British American Tobacco Plc, Europe’s largest cigarette maker, plans to resume buying back shares after a two-year break caused by the recession.
The maker of Lucky Strike cigarettes will seek to repurchase 750 million pounds ($1.2 billion) of stock in 2011, it said today. London-based BAT bought back shares from 2003 to 2008, before suspending the program in 2009.
BAT fell as much as 3.4 percent in London trading as some analysts expressed disappointment at the scale of the buyback, which is smaller than rivals such as Philip Morris International Inc. David Hayes at Nomura had estimated the company may repurchase more than 1 billion pounds of stock. BAT’s free cash flow increased by 23 percent to 3.24 billion pounds in 2010.
“The size of the buyback is less than we thought they could do,” said Erik Bloomquist, an analyst at Berenberg Bank in London with a “buy” rating on BAT. He estimates the buyback will boost the company’s earnings per share about 2 percent.
BAT shares dropped as much as 81 pence to 2,332 pence and were down 2.2 percent at 2,360 pence as of 11:31 a.m.
The buyback is the equivalent of a 1.6 percent stake based on a market value of 47.2 billion pounds, Bloomberg calculations show. Philip Morris, the New York-based maker of Marlboro cigarettes, said on Feb. 10 that it plans to buy back $5 billion of stock in 2011, the equivalent of a 4.4 percent stake.
“We like to keep a little bit of firepower available for any tuck-under acquisitions that are out there, so we keep an eye on that,” Chief Financial Officer Ben Stevens told analysts at a meeting in London available via BAT’s website.
The maker of the Dunhill and Kent brands is studying several smaller acquisitions, he said, adding that BAT doesn’t expect any “major industry consolidation” in coming years.
Productora Tabacalera de Colombia Protabaco Ltda., a Colombian cigarette maker, is a possible target for BAT, according to Giulio Lombardi, an analyst at Fitch Ratings. Philip Morris on Jan. 5 abandoned an agreement to buy the Colombian company for $452 million. Michael Prideaux, a spokesman for BAT, declined to comment on Protabaco.
BAT said net income climbed to 2.88 billion pounds in 2010. Adjusted earnings per share, which exclude reorganization costs, trademark amortization and impairment, goodwill impairment and capital gains, rose 15 percent to 175.7 pence, beating the 174.3 pence average estimate of 18 analysts compiled by Bloomberg.
Revenue rose 4.8 percent to 14.88 billion pounds, less than the average analyst estimate of 14.97 billion pounds.

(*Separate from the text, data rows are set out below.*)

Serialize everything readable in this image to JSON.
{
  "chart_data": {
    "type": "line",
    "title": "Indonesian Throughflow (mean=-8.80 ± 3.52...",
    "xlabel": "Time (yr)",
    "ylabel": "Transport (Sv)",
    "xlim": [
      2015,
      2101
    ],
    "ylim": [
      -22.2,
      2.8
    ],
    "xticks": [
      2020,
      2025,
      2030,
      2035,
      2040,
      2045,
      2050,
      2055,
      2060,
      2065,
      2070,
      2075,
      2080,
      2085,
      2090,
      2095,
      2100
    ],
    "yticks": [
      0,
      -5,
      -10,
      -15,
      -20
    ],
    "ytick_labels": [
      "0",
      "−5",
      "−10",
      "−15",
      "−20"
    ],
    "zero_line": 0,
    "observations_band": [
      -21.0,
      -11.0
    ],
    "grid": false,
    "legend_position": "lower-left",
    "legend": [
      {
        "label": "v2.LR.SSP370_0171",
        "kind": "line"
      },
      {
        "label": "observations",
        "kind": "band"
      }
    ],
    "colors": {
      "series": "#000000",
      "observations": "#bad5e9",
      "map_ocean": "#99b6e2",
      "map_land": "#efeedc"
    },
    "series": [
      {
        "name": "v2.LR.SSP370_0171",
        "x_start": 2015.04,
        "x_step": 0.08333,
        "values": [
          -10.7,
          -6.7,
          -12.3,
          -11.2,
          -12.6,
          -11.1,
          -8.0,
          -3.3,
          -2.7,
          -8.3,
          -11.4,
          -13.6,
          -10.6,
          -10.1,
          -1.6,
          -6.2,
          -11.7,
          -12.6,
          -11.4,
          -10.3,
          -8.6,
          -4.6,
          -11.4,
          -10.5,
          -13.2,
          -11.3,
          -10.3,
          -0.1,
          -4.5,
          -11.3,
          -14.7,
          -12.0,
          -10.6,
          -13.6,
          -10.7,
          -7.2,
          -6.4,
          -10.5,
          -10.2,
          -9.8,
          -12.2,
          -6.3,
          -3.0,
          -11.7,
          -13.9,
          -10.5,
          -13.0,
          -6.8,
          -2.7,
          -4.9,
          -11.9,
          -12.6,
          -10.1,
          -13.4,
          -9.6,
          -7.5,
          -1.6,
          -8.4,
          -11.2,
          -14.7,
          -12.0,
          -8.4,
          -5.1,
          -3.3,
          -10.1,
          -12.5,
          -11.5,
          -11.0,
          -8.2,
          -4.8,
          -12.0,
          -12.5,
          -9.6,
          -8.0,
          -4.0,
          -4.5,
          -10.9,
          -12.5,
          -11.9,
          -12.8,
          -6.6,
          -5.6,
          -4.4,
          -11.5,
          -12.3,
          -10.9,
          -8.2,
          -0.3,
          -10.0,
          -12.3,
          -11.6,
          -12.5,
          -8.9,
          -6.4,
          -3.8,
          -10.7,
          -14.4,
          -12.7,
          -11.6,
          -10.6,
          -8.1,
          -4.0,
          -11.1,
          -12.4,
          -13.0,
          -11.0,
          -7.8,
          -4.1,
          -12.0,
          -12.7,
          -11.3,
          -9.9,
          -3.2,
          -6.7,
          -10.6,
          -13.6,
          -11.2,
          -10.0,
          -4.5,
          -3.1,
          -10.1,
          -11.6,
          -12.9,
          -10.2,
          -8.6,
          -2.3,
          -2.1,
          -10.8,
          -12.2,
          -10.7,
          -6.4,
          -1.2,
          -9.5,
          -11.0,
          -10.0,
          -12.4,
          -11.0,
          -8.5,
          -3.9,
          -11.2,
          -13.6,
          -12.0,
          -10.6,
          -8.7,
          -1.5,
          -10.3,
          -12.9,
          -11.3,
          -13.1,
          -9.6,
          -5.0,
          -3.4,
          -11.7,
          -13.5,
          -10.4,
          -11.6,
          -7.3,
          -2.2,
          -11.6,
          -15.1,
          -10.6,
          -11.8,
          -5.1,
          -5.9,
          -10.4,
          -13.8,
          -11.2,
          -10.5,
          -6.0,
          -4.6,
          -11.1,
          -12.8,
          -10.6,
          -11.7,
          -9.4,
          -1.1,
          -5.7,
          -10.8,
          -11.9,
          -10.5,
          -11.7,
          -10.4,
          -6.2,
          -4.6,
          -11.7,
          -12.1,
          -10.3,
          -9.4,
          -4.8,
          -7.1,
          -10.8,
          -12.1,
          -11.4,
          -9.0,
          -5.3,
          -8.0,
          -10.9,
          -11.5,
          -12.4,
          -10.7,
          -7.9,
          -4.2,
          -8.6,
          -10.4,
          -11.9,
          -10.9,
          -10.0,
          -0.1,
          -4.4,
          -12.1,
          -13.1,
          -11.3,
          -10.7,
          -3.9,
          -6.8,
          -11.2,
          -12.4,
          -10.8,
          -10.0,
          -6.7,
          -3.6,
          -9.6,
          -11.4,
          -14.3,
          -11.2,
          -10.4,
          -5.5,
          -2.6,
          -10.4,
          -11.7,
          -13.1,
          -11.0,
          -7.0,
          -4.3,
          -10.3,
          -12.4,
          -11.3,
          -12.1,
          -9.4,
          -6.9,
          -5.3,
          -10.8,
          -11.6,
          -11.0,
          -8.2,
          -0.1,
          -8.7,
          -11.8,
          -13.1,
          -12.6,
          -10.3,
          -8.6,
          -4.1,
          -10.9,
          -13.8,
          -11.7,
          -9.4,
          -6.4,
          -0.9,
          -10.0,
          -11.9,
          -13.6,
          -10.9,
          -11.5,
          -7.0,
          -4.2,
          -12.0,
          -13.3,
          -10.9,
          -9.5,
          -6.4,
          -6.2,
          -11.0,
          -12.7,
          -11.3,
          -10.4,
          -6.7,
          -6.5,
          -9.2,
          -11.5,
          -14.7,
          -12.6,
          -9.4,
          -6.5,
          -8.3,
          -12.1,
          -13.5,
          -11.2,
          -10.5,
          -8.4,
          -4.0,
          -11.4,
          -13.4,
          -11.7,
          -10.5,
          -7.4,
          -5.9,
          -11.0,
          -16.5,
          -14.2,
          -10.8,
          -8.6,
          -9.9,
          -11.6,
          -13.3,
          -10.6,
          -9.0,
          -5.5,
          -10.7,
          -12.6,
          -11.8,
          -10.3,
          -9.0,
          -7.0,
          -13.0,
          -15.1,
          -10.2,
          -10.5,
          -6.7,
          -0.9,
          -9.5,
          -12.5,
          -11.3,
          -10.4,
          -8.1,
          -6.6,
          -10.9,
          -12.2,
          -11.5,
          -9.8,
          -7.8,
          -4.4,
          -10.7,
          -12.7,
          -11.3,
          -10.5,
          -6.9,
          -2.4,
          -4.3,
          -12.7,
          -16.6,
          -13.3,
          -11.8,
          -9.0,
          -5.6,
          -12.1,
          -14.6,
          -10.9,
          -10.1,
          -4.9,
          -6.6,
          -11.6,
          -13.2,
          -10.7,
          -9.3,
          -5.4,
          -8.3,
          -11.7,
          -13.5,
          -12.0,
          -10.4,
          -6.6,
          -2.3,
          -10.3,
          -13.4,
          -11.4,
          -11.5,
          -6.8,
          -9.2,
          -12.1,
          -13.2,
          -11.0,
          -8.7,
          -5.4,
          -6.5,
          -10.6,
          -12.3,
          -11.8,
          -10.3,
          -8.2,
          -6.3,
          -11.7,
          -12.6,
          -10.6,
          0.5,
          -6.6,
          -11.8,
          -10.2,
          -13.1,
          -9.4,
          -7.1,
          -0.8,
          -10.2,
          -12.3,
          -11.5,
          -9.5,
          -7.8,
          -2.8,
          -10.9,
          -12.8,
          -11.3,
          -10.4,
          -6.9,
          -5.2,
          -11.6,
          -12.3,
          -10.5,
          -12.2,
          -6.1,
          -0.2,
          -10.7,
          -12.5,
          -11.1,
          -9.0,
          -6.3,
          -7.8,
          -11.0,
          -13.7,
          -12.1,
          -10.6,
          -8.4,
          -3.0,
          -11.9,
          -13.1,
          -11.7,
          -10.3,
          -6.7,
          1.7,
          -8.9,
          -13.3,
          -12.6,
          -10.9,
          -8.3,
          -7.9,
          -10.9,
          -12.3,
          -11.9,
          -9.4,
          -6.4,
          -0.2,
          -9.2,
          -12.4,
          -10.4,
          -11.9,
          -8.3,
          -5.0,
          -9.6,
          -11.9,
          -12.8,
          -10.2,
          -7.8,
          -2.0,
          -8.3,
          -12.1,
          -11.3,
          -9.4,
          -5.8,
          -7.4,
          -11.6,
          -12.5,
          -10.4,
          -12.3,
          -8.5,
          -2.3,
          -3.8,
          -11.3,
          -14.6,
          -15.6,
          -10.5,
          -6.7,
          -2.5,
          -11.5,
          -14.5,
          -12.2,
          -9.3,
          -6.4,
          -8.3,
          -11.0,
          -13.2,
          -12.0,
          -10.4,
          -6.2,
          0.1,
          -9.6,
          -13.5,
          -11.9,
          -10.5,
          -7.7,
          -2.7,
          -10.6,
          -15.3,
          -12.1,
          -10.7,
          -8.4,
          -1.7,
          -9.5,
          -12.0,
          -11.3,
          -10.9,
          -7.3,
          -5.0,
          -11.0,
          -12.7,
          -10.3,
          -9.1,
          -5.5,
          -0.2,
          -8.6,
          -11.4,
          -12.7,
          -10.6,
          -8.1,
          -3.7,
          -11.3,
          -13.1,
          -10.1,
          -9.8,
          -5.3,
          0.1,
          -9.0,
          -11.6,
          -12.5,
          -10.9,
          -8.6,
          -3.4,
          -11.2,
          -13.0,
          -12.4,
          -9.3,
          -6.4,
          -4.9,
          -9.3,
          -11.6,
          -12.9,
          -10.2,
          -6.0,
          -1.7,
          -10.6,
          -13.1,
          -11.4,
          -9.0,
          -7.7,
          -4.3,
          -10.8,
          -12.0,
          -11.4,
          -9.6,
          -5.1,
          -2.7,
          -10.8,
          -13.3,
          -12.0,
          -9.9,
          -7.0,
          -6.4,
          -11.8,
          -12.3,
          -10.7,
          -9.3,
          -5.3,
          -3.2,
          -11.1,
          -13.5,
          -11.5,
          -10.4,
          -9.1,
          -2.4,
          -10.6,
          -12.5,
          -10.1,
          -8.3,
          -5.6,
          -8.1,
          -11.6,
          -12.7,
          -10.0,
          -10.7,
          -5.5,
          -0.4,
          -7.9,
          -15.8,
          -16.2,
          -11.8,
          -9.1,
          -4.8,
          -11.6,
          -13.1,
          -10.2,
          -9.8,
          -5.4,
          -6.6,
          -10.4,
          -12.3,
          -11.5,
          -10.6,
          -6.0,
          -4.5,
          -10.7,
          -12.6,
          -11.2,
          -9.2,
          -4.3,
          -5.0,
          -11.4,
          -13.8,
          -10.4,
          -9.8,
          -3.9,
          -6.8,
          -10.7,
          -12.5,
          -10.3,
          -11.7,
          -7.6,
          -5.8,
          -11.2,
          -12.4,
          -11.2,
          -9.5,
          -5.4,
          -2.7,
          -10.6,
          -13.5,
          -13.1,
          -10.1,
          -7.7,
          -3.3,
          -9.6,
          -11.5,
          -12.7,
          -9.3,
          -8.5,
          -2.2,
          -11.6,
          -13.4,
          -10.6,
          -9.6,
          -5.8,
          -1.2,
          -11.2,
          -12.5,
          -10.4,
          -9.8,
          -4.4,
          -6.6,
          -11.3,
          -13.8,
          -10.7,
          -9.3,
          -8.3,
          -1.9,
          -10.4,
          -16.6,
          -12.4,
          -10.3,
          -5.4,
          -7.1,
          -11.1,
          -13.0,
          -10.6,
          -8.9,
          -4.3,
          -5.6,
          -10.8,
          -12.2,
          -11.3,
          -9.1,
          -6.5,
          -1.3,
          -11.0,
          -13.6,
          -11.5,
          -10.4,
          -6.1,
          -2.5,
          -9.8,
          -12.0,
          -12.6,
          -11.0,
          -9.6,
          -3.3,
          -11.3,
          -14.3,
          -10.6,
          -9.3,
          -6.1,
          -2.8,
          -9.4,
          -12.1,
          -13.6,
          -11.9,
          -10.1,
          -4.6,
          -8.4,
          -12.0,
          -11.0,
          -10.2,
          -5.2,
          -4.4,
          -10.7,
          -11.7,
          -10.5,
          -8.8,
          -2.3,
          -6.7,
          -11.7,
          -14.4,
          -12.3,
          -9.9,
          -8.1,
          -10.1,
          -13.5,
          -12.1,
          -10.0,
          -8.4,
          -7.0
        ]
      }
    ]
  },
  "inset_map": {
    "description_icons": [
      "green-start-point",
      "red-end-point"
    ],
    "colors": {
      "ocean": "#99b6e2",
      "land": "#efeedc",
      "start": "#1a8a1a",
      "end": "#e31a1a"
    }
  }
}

BAT said it boosted sales growth by about 6 percentage points through higher prices and more expensive brands to offset a drop in consumption and higher government levies. Japan increased taxes by a record 40 percent at the start of October, while cigarette tax rose 29 percent in Turkey at the end of 2009 and 25 percent in Australia in April.
The global market for cigarettes excluding China, which is largely closed to foreign tobacco companies, will probably shrink by 2.5 percent in 2011, said Nicandro Durante, who will become chief executive officer when Paul Adams retires at the end of this month. BAT’s volumes should be a “little bit better” than that as its brands gain market share, he said. BAT also has “good momentum” in pricing this year, he said.
The operating margin rose to 33.5 percent in 2010 from 31.4 percent in 2009. BAT has a goal of reaching 35 percent by 2012 and will set a new target for its operating margin if it reaches that objective early, CFO Stevens said.
Australia will probably introduce legislation requiring cigarettes to be sold in packages without brand imagery and logos in 2012, Adams said on the company’s web site. The move would reduce competition in the country, where BAT has a 42 percent market share, he said.
BAT also said today that it plans to pay a final dividend of 81 pence a share, raising the total dividend payment for the year by 15 percent to 114.2 pence a share.